Phyllis se adelantó a responderle suavemente:
—Sí, has estado enfermo.
Él frunció el ceño.
—No lo entiendo. Me sentía perfectamente cuando me acosté anoche... si bien parece que no fue anoche. He soñado. Recuerdo que he soñado mucho —su ceño se contrajo sin esforzarse—. ¿Qué he soñado? ¡Ah...sí! Fue algo espantoso. Alguien me dijo que era un gato. ¡Sí, un gato! ¡Qué raro! En realidad no se trataba de un sueño de tantos. ¡Era algo más... horrible! No puedo precisar bien. Todo se esfuma cuando pienso.
Puse mi mano sobre su hombro.
—No piense, sir Arthur. Conténtese con... olvidar.
Me miró intrigado y asintió. Capté un suspiro de alivio en Phyllis. Habíamos llegado a la casa.

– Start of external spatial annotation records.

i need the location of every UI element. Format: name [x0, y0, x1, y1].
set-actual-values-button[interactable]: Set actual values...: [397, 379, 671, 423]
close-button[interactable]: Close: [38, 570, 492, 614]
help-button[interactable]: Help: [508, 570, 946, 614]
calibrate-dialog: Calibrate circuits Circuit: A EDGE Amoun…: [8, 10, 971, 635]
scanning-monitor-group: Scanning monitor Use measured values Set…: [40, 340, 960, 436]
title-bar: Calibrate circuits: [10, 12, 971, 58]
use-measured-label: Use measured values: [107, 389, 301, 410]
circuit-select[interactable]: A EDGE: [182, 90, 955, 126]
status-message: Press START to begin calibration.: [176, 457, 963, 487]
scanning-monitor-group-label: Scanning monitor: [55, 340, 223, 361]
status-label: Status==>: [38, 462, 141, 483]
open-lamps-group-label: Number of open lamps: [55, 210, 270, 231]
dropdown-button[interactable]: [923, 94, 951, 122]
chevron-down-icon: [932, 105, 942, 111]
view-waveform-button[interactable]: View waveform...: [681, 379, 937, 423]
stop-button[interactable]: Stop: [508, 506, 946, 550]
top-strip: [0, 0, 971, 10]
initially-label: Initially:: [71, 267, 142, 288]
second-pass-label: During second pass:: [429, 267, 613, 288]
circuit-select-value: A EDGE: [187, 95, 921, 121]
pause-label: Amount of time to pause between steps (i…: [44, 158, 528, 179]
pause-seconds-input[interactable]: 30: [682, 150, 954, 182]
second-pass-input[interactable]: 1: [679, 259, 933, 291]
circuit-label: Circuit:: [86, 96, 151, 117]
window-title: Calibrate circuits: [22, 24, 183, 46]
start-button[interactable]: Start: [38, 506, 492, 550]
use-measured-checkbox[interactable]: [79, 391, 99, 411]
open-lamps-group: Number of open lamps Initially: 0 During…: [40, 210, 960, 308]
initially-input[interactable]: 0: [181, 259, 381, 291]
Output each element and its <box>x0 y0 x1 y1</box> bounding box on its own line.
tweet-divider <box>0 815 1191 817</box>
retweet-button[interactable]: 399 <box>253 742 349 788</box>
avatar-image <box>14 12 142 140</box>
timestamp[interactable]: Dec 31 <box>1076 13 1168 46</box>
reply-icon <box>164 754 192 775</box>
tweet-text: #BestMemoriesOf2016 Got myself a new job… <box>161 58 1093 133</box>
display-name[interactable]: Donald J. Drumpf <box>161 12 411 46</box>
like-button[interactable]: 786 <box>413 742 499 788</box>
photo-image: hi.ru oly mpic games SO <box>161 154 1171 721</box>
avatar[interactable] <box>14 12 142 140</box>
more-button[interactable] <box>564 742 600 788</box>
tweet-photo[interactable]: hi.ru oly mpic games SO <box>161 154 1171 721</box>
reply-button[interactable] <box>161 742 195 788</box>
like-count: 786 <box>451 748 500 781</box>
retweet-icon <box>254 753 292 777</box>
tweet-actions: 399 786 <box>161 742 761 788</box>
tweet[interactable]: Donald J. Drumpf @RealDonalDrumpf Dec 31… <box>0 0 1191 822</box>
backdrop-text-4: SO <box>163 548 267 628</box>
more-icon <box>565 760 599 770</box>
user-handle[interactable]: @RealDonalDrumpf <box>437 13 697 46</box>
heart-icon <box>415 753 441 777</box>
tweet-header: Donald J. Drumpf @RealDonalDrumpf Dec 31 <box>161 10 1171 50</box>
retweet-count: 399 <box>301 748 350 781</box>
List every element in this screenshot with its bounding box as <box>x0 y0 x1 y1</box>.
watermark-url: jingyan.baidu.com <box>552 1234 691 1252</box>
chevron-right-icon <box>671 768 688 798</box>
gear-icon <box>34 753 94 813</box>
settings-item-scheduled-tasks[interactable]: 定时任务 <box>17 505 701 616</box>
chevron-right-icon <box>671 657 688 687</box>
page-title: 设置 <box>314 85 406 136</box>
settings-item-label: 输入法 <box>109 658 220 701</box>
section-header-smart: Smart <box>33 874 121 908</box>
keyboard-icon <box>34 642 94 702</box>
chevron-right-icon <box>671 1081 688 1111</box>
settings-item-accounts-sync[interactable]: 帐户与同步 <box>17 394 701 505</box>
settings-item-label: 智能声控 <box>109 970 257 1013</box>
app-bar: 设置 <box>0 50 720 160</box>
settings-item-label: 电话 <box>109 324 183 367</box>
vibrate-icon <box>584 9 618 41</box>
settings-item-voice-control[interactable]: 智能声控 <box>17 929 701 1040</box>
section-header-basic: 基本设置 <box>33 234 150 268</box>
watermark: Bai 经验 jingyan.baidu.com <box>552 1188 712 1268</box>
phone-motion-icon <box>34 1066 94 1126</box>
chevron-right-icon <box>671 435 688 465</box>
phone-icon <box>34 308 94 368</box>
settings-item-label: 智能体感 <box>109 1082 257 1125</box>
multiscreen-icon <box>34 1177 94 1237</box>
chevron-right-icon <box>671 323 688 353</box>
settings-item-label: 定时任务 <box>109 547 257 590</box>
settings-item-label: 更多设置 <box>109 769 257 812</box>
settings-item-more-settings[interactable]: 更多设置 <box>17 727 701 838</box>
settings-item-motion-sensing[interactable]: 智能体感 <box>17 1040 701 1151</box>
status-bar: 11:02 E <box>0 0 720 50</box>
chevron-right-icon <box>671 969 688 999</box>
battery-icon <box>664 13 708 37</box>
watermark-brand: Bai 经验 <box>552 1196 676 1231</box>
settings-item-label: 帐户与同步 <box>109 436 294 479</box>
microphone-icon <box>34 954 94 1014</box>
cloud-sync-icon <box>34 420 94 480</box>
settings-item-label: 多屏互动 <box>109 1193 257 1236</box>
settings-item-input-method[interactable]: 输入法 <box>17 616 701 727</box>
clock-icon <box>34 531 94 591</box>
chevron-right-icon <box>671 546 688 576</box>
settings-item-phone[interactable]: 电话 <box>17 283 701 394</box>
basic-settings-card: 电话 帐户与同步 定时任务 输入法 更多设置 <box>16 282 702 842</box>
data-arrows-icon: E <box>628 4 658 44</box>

—¿Dónde está mi madre? —preguntó de repente el enfermo.
—No se encuentra muy bien, querido —repuso la joven tras una pausa momentánea.
—¡Pobre! —en su voz había auténtica pena—. ¿Dónde está? ¿En su cuarto?
—Sí. Pero es mejor que no la moleste ahora —intervine yo.
Sentí cómo mis palabras morían heladas en mis labios. La puerta del saloncito verde se abrió para dar paso a lady Carmichael, envuelta en una bata.